Invasive plants usurp habitat space in the ranges they invade, creating a virtual monoculture in some instances. The impacts of invasion on community-level traits (e.g., species diversity) are relatively well understood, but less is known about impacts on ecosystem-level processes. We are approaching this knowledge gap using Lonicera maackii invasion in the Ohio Valley as a model system. In a series of studies, we compared ecosystem traits under and away from L. maackii. In a litter basket study we measured leaf litter input under and away from honeysuckle shrubs. In a separate study focused on throughfall we installed funnels under and away from L. maackii shrubs and compared the volume and chemistry of rainwater that passed through a native tree canopy (without the influence L. maackii) to that which passed through the canopy of L. maackii. We sampled three separate rainfall events across the growing season (May, August and November). In a third study, conducted in the same three sites, we used in situ incubations to assess nitrogen mineralization under and away from L. maackii shrubs.
Results/Conclusions
Data from the litter basket study indicated that leaf-fall phenology of L. maackii mirrors that of native species, contributing leaf material to the forest floor from early October through late November.
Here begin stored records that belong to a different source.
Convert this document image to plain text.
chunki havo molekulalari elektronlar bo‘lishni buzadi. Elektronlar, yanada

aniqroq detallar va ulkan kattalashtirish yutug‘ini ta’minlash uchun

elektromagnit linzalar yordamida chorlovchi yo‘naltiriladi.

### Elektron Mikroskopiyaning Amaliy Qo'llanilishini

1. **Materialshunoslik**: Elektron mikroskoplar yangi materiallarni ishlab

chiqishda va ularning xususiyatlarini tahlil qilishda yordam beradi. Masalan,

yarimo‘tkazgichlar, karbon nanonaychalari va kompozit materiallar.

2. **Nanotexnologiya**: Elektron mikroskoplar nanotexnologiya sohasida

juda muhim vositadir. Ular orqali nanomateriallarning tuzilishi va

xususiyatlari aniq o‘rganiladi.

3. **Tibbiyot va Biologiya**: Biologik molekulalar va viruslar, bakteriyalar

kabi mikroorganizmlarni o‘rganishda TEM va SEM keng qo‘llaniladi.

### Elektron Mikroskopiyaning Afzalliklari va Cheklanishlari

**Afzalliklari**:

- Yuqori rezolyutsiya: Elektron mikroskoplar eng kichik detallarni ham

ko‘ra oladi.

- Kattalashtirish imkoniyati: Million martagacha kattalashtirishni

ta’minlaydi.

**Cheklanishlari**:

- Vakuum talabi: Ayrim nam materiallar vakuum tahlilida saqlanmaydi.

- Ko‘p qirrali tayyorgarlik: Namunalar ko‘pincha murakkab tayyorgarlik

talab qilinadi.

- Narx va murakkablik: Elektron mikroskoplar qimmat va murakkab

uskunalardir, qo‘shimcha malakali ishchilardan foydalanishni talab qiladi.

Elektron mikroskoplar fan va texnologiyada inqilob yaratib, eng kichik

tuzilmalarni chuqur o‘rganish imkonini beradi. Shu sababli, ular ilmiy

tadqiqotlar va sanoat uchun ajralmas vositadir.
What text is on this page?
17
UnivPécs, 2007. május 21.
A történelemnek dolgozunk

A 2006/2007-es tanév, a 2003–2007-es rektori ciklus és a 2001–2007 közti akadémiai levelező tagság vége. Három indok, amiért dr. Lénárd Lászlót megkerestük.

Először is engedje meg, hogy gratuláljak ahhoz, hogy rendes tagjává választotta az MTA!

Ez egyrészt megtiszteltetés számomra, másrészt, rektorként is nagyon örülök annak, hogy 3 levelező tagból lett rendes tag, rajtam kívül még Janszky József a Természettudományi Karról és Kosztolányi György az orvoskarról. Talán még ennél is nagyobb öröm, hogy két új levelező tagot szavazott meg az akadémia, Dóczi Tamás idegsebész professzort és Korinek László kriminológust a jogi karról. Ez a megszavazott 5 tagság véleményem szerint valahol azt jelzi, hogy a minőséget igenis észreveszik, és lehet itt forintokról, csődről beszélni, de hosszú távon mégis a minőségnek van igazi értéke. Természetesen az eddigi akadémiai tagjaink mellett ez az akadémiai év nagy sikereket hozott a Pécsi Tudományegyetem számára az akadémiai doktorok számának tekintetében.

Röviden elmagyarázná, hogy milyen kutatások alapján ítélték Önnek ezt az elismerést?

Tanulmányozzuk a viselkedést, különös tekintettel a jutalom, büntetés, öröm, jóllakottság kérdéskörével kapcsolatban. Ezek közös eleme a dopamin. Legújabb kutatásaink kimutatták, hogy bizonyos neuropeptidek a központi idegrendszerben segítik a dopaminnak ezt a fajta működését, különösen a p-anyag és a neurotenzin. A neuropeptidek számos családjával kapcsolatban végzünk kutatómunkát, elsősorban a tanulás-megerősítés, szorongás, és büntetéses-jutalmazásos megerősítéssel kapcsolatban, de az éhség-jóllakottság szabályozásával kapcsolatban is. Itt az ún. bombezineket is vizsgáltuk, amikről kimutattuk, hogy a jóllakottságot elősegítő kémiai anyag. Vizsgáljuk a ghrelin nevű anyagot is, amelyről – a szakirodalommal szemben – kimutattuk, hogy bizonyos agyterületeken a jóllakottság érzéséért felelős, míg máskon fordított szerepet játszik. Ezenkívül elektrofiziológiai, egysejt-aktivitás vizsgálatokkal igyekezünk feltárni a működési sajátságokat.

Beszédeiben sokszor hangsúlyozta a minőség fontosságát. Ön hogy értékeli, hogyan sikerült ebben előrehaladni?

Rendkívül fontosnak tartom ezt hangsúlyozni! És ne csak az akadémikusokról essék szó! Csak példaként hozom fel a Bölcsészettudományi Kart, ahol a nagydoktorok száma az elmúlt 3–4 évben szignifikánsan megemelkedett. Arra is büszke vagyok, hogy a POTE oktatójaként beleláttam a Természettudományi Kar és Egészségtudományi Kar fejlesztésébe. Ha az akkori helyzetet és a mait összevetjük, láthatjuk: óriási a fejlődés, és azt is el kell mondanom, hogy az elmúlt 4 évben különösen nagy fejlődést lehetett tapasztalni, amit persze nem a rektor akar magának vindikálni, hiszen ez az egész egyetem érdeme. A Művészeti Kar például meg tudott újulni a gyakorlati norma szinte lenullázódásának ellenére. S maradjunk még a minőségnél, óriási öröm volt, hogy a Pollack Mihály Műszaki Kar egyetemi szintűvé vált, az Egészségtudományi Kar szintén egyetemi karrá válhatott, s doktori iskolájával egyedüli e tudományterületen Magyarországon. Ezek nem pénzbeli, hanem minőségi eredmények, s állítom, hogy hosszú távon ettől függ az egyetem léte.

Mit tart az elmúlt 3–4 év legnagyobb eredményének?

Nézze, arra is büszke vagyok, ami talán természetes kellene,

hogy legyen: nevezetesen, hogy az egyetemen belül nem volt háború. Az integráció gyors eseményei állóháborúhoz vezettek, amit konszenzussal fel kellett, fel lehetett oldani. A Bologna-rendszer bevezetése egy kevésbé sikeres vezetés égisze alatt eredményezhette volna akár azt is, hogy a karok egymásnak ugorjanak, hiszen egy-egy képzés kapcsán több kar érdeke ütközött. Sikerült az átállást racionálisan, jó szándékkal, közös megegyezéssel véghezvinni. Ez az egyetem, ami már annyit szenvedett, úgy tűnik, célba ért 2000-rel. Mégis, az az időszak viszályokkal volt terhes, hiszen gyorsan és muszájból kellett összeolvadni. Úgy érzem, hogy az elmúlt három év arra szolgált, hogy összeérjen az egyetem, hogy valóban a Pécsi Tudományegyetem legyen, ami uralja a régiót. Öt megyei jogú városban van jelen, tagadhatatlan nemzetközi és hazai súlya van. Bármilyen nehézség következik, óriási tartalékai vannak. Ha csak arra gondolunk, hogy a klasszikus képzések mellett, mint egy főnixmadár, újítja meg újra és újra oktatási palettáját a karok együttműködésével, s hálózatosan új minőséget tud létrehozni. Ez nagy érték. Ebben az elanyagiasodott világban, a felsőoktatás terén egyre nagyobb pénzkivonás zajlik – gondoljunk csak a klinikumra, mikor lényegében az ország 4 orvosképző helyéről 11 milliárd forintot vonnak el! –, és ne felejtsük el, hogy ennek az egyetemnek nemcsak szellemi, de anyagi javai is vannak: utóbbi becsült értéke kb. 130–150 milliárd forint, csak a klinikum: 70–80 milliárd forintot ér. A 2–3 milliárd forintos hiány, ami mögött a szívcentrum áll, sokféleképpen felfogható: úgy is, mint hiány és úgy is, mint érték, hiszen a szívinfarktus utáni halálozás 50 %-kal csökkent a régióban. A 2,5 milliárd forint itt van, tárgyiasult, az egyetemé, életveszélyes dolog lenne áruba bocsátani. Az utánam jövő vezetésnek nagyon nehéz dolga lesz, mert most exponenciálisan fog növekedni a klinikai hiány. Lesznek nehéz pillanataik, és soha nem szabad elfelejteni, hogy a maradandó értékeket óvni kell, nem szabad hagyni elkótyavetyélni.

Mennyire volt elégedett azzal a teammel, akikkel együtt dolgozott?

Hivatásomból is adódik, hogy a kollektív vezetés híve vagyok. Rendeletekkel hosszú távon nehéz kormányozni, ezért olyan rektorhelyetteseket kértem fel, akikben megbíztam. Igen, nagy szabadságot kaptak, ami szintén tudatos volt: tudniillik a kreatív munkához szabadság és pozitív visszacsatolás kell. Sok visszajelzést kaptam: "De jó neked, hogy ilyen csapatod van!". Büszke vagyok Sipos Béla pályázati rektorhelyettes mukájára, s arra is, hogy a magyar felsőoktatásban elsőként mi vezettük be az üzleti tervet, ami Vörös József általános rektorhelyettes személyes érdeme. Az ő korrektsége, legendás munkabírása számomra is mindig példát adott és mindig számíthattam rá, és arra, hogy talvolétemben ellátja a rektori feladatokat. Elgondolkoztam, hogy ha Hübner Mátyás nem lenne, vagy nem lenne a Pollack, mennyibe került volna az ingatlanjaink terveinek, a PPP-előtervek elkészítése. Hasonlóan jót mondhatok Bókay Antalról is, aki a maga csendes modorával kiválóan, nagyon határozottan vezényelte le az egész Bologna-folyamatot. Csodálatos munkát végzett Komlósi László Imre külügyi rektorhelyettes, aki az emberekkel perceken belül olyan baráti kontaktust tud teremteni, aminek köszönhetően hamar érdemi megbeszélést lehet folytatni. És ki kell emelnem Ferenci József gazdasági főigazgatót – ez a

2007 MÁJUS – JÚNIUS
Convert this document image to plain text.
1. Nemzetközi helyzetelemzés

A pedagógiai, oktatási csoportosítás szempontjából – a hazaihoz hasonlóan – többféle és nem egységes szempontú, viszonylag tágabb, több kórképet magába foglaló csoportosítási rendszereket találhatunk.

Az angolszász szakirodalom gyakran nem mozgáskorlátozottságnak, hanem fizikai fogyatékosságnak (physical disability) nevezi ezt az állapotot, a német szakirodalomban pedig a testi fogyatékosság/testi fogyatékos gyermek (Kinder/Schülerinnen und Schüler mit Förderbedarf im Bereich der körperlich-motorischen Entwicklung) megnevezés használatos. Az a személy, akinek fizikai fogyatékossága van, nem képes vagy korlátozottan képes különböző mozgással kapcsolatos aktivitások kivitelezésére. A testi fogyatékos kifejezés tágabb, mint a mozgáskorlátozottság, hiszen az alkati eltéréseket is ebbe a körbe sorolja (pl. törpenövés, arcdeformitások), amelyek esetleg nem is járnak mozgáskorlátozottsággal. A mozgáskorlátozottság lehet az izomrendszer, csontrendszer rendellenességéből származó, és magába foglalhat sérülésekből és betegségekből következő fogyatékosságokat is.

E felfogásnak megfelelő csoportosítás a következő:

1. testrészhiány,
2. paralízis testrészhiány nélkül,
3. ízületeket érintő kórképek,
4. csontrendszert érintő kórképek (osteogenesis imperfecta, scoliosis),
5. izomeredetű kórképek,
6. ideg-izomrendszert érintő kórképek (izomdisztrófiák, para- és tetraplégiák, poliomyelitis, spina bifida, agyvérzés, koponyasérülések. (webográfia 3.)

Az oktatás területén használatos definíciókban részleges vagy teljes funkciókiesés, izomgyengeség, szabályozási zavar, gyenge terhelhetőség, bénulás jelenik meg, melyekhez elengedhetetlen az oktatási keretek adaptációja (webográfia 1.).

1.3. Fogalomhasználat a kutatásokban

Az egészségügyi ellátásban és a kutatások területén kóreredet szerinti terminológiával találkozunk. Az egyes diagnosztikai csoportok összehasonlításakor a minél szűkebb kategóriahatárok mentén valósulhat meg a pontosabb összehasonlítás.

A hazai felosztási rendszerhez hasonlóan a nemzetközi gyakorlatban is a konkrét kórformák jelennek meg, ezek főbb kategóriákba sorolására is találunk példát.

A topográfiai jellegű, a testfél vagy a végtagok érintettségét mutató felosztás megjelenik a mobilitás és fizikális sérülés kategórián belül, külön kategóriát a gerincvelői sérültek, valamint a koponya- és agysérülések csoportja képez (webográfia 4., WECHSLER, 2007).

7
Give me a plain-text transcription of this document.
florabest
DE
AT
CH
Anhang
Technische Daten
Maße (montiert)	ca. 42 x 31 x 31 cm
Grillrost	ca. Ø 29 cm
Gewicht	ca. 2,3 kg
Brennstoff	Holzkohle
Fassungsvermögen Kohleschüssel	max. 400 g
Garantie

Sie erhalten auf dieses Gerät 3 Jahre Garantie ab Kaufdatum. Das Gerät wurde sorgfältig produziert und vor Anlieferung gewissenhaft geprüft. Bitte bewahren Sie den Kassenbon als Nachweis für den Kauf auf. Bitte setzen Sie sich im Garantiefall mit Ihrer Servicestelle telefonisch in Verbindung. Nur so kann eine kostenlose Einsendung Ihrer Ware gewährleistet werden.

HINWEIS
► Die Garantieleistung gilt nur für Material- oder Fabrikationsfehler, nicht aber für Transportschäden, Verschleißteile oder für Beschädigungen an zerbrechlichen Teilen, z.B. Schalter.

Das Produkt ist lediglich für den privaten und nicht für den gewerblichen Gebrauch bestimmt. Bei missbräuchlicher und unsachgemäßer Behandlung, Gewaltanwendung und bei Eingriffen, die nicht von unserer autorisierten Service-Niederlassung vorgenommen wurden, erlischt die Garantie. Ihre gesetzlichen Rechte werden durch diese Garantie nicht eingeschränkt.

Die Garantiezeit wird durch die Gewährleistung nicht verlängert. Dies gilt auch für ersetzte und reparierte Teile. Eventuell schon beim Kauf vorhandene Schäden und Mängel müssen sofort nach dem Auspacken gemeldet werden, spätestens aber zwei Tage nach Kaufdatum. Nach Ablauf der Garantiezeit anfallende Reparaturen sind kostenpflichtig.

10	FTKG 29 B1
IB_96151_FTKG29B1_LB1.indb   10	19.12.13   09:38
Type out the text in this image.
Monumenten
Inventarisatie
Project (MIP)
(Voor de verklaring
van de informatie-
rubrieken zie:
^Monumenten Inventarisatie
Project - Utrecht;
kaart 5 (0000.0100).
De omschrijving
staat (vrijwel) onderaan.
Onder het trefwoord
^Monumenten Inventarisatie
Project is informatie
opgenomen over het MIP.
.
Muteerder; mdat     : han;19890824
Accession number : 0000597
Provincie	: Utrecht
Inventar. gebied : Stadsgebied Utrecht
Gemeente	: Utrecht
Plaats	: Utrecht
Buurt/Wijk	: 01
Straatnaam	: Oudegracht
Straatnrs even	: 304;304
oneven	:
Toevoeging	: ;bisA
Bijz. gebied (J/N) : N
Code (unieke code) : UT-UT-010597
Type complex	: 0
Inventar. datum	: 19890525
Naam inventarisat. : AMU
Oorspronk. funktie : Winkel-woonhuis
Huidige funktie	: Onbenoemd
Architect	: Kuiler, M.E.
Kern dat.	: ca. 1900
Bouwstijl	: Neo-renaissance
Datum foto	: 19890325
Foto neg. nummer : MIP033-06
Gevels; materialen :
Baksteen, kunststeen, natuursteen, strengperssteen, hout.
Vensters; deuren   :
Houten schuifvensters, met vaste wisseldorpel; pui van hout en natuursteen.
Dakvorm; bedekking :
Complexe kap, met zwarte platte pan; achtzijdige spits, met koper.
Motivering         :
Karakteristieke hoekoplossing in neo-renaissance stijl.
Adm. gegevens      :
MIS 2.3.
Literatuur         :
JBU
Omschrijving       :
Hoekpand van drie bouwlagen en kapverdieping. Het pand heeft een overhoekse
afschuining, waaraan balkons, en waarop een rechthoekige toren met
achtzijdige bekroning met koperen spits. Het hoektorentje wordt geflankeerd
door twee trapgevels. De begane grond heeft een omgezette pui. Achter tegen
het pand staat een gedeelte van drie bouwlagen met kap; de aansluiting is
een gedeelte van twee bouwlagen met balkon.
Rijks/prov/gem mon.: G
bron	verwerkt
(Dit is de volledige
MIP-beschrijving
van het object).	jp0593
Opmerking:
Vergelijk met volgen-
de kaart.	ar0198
Lonicera maackii differed from native species in also exhibiting a late-season, mid-December, pulse of leaves. Total leaf input from native species was similar under and away from shrubs; however, the deposited leaf mass of L. maackii was significantly (P < 0.001) higher under L. maackii shrubs. The throughfall study provided evidence that throughfall volume was lower under L. maackii than away during all samplings, and was significantly (P = 0.017) lower during the May sampling. In addition, rainwater passing through a L. maackii canopy had higher cation content than that which passed only through a canopy of native species. We did not find a discernable influence of L. maackii on net nitrogen mineralization in May, but did find strong evidence for a lower rate of nitrogen mineralization under L. maackii in August. In summary, we found evidence for L. maackii influence on a suite of ecosystem processes. Future work will seek to corroborate these findings and pursue understanding of the mechanism(s) of L. maackii influence.